Ob wir einen solchen gesellschaftlichen Konsens brauchen, ist eine Frage, die man sich stellen kann. Allerdings gibt es eine Mehrheit, welche dies im Moment noch bejaht. Damit muss man nicht einer Meinung sein. Tatsächlich bin ich mehr als skeptisch, ob die Meinung einer Mehrheit überhaupt in irgendeiner Form relevant für das Leben Einzelner sein kann. Ich denke nicht, dass irgendjemand das Recht hat, sich in irgendein Leben einzumischen, außer in das eigene. Aber ich nehme zur Kenntnis, dass es einen politisch einflussreichen Teil der Bevölkerung gibt, welcher das tief empfundene Bedürfnis hat, eine gemeinschaftliche Identität zu schaffen. Zum Guten, wie auch zum Schlechten. Selbst wenn man argumentieren könnte, dass diese Mehrheit eigentlich nur das Bedürfnis hat, in ihrer Bubble nicht gestört zu werden.
Unterstützt wird die Entscheidung aber in diesem Fall von der Erkenntnis, dass eine Altersfreigabe ganz grundsätzlich durchaus sinnvoll ist. Darüber herrscht Konsens, auch wenn man sich über die konkrete Ausgestaltung streiten kann (und soll).
Grundsätzlich sollte man die Kirche aber im Dorf lassen. Keinem Kind wird etwas weggenommen, wenn es einem Hersteller nicht gestattet wird, vor Ort ein Spiel zu bewerben und an den Markt zu bringen, in welchem virtuelle, wehrlose Passanten mit einem Fahrzeug plattgewalzt werden.
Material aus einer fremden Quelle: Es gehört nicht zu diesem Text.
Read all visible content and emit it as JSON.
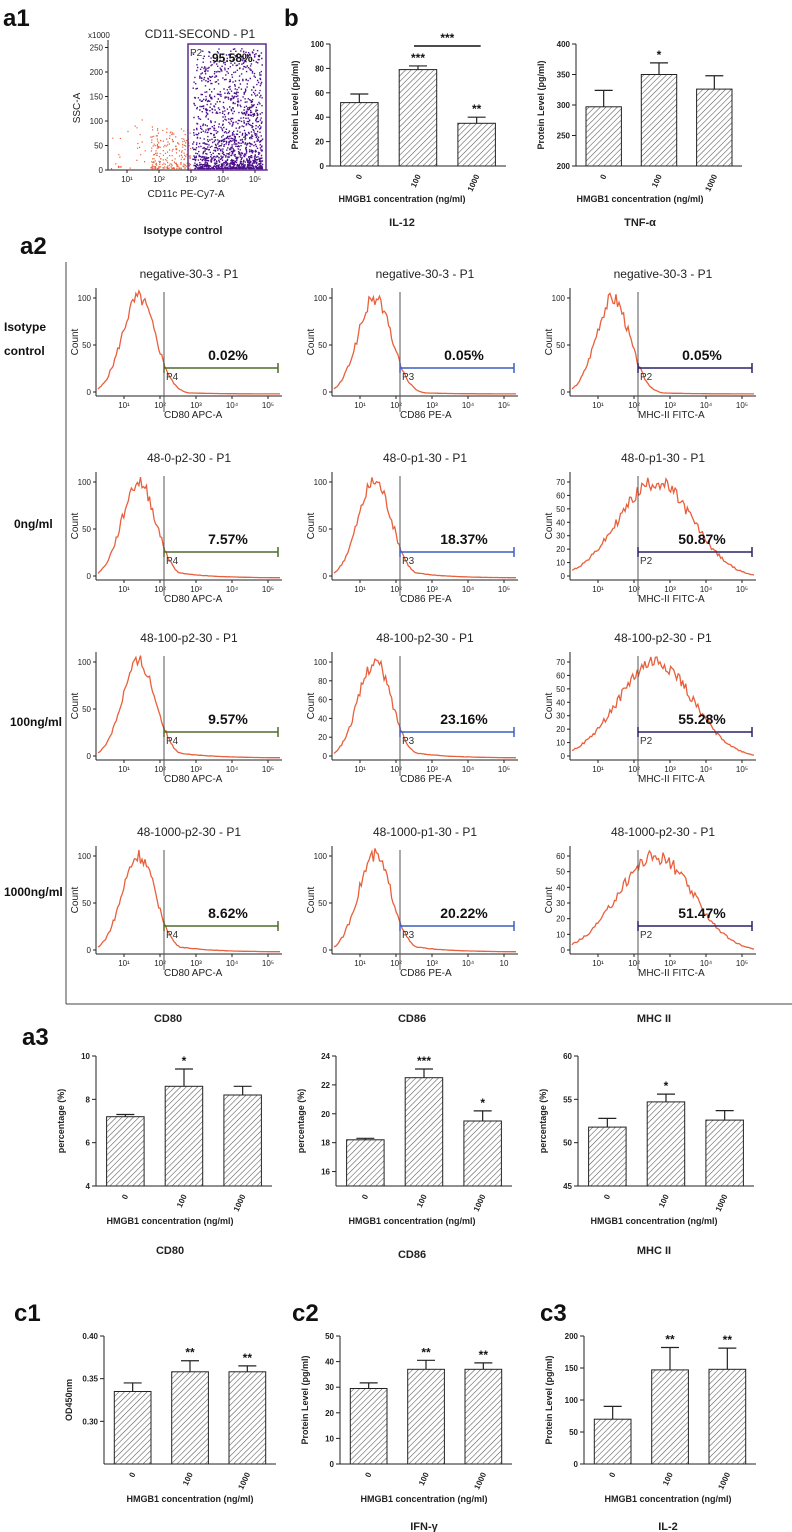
{
  "panel_labels": {
    "a1": "a1",
    "b": "b",
    "a2": "a2",
    "a3": "a3",
    "c1": "c1",
    "c2": "c2",
    "c3": "c3"
  },
  "colors": {
    "histogram": "#e8603c",
    "dots_main": "#4b0f8a",
    "dots_out": "#e8603c",
    "gate_purple": "#5b2d8e",
    "gate_green": "#4e6b2a",
    "gate_blue": "#3b5fc4",
    "gate_navy": "#2a2366"
  },
  "a1": {
    "title": "CD11-SECOND - P1",
    "ylabel": "SSC-A",
    "xlabel": "CD11c PE-Cy7-A",
    "yscale_label": "x1000",
    "yticks": [
      "0",
      "50",
      "100",
      "150",
      "200",
      "250"
    ],
    "xticks": [
      "10¹",
      "10²",
      "10³",
      "10⁴",
      "10⁵"
    ],
    "gate_name": "P2",
    "gate_pct": "95.58%",
    "caption": "Isotype control"
  },
  "row_labels": {
    "isotype_1": "Isotype",
    "isotype_2": "control",
    "r0": "0ng/ml",
    "r100": "100ng/ml",
    "r1000": "1000ng/ml"
  },
  "column_labels": [
    "CD80",
    "CD86",
    "MHC II"
  ],
  "flow_xticks": [
    "10¹",
    "10²",
    "10³",
    "10⁴",
    "10⁵"
  ],
  "flow_xticks_alt": [
    "10¹",
    "10²",
    "10³",
    "10⁴",
    "10"
  ],
  "count_label": "Count",
  "flow_panels": [
    {
      "title": "negative-30-3 - P1",
      "xlabel": "CD80 APC-A",
      "gate": "P4",
      "pct": "0.02%",
      "yticks": [
        "0",
        "50",
        "100"
      ]
    },
    {
      "title": "negative-30-3 - P1",
      "xlabel": "CD86 PE-A",
      "gate": "P3",
      "pct": "0.05%",
      "yticks": [
        "0",
        "50",
        "100"
      ]
    },
    {
      "title": "negative-30-3 - P1",
      "xlabel": "MHC-II FITC-A",
      "gate": "P2",
      "pct": "0.05%",
      "yticks": [
        "0",
        "50",
        "100"
      ]
    },
    {
      "title": "48-0-p2-30 - P1",
      "xlabel": "CD80 APC-A",
      "gate": "P4",
      "pct": "7.57%",
      "yticks": [
        "0",
        "50",
        "100"
      ]
    },
    {
      "title": "48-0-p1-30 - P1",
      "xlabel": "CD86 PE-A",
      "gate": "P3",
      "pct": "18.37%",
      "yticks": [
        "0",
        "50",
        "100"
      ]
    },
    {
      "title": "48-0-p1-30 - P1",
      "xlabel": "MHC-II FITC-A",
      "gate": "P2",
      "pct": "50.87%",
      "yticks": [
        "0",
        "10",
        "20",
        "30",
        "40",
        "50",
        "60",
        "70"
      ]
    },
    {
      "title": "48-100-p2-30 - P1",
      "xlabel": "CD80 APC-A",
      "gate": "P4",
      "pct": "9.57%",
      "yticks": [
        "0",
        "50",
        "100"
      ]
    },
    {
      "title": "48-100-p2-30 - P1",
      "xlabel": "CD86 PE-A",
      "gate": "P3",
      "pct": "23.16%",
      "yticks": [
        "0",
        "20",
        "40",
        "60",
        "80",
        "100"
      ]
    },
    {
      "title": "48-100-p2-30 - P1",
      "xlabel": "MHC-II FITC-A",
      "gate": "P2",
      "pct": "55.28%",
      "yticks": [
        "0",
        "10",
        "20",
        "30",
        "40",
        "50",
        "60",
        "70"
      ]
    },
    {
      "title": "48-1000-p2-30 - P1",
      "xlabel": "CD80 APC-A",
      "gate": "P4",
      "pct": "8.62%",
      "yticks": [
        "0",
        "50",
        "100"
      ]
    },
    {
      "title": "48-1000-p1-30 - P1",
      "xlabel": "CD86 PE-A",
      "gate": "P3",
      "pct": "20.22%",
      "yticks": [
        "0",
        "50",
        "100"
      ]
    },
    {
      "title": "48-1000-p2-30 - P1",
      "xlabel": "MHC-II FITC-A",
      "gate": "P2",
      "pct": "51.47%",
      "yticks": [
        "0",
        "10",
        "20",
        "30",
        "40",
        "50",
        "60"
      ]
    }
  ],
  "chart_data": [
    {
      "id": "b_il12",
      "type": "bar",
      "categories": [
        "0",
        "100",
        "1000"
      ],
      "values": [
        52,
        79,
        35
      ],
      "errors": [
        7,
        3,
        5
      ],
      "ylim": [
        0,
        100
      ],
      "yticks": [
        0,
        20,
        40,
        60,
        80,
        100
      ],
      "ylabel": "Protein Level (pg/ml)",
      "xlabel": "HMGB1 concentration (ng/ml)",
      "caption": "IL-12",
      "sig": [
        "",
        "***",
        "**"
      ],
      "bracket": "***"
    },
    {
      "id": "b_tnf",
      "type": "bar",
      "categories": [
        "0",
        "100",
        "1000"
      ],
      "values": [
        297,
        350,
        326
      ],
      "errors": [
        27,
        19,
        22
      ],
      "ylim": [
        200,
        400
      ],
      "yticks": [
        200,
        250,
        300,
        350,
        400
      ],
      "ylabel": "Protein Level (pg/ml)",
      "xlabel": "HMGB1 concentration (ng/ml)",
      "caption": "TNF-α",
      "sig": [
        "",
        "*",
        ""
      ]
    },
    {
      "id": "a3_cd80",
      "type": "bar",
      "categories": [
        "0",
        "100",
        "1000"
      ],
      "values": [
        7.2,
        8.6,
        8.2
      ],
      "errors": [
        0.1,
        0.8,
        0.4
      ],
      "ylim": [
        4,
        10
      ],
      "yticks": [
        4,
        6,
        8,
        10
      ],
      "ylabel": "percentage (%)",
      "xlabel": "HMGB1 concentration (ng/ml)",
      "caption": "CD80",
      "sig": [
        "",
        "*",
        ""
      ]
    },
    {
      "id": "a3_cd86",
      "type": "bar",
      "categories": [
        "0",
        "100",
        "1000"
      ],
      "values": [
        18.2,
        22.5,
        19.5
      ],
      "errors": [
        0.1,
        0.6,
        0.7
      ],
      "ylim": [
        15,
        24
      ],
      "yticks": [
        16,
        18,
        20,
        22,
        24
      ],
      "ylabel": "percentage (%)",
      "xlabel": "HMGB1 concentration (ng/ml)",
      "caption": "CD86",
      "sig": [
        "",
        "***",
        "*"
      ]
    },
    {
      "id": "a3_mhc",
      "type": "bar",
      "categories": [
        "0",
        "100",
        "1000"
      ],
      "values": [
        51.8,
        54.7,
        52.6
      ],
      "errors": [
        1.0,
        0.9,
        1.1
      ],
      "ylim": [
        45,
        60
      ],
      "yticks": [
        45,
        50,
        55,
        60
      ],
      "ylabel": "percentage (%)",
      "xlabel": "HMGB1 concentration (ng/ml)",
      "caption": "MHC II",
      "sig": [
        "",
        "*",
        ""
      ]
    },
    {
      "id": "c1_od",
      "type": "bar",
      "categories": [
        "0",
        "100",
        "1000"
      ],
      "values": [
        0.335,
        0.358,
        0.358
      ],
      "errors": [
        0.01,
        0.013,
        0.007
      ],
      "ylim": [
        0.25,
        0.4
      ],
      "yticks": [
        0.3,
        0.35,
        0.4
      ],
      "yticklabels": [
        "0.30",
        "0.35",
        "0.40"
      ],
      "ylabel": "OD450nm",
      "xlabel": "HMGB1 concentration (ng/ml)",
      "caption": "",
      "sig": [
        "",
        "**",
        "**"
      ]
    },
    {
      "id": "c2_ifn",
      "type": "bar",
      "categories": [
        "0",
        "100",
        "1000"
      ],
      "values": [
        29.5,
        37,
        37
      ],
      "errors": [
        2.2,
        3.5,
        2.5
      ],
      "ylim": [
        0,
        50
      ],
      "yticks": [
        0,
        10,
        20,
        30,
        40,
        50
      ],
      "ylabel": "Protein Level (pg/ml)",
      "xlabel": "HMGB1 concentration (ng/ml)",
      "caption": "IFN-γ",
      "sig": [
        "",
        "**",
        "**"
      ]
    },
    {
      "id": "c3_il2",
      "type": "bar",
      "categories": [
        "0",
        "100",
        "1000"
      ],
      "values": [
        70,
        147,
        148
      ],
      "errors": [
        20,
        35,
        33
      ],
      "ylim": [
        0,
        200
      ],
      "yticks": [
        0,
        50,
        100,
        150,
        200
      ],
      "ylabel": "Protein Level (pg/ml)",
      "xlabel": "HMGB1 concentration (ng/ml)",
      "caption": "IL-2",
      "sig": [
        "",
        "**",
        "**"
      ]
    }
  ]
}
Es gibt schließlich zahllose Spiele, welche Kinder auf dem deutschen Markt nur schwer oder gar nicht bekommen, aus den unterschiedlichsten Gründen. Lizenzrechtliche Einschränkungen, regionale Beschränkungen, mangelnde Übersetzung oder Sprachkenntnisse, Publisher wollte nicht, DRM, you name it. Und auch Erwachsene bekommen nicht immer und überall, was sie wollen. Nicht als Menschen, und schon gar nicht als Konsumenten.
Hauptsächlich richtet sich die Kontrolle somit nicht gegen Kinder, sondern gegen die Hersteller. Sie werden sanktioniert, wenn sie sich nicht an Mindeststandards halten.
Die Frage, welche Standards wir für den Zugang zum Markt als Gesellschaft unterstützen wollen, kann nur im gesellschaftlichen Diskurs immer wieder neu verhandelt werden. Sie ist an die jeweilige Zeit anzupassen. Das reicht von Fragen wie Gentechnik im Essen, über Fracking und Atomkraft, bis zu Mindeststandards für Computerspiele und ist sehr differenziert zu betrachten.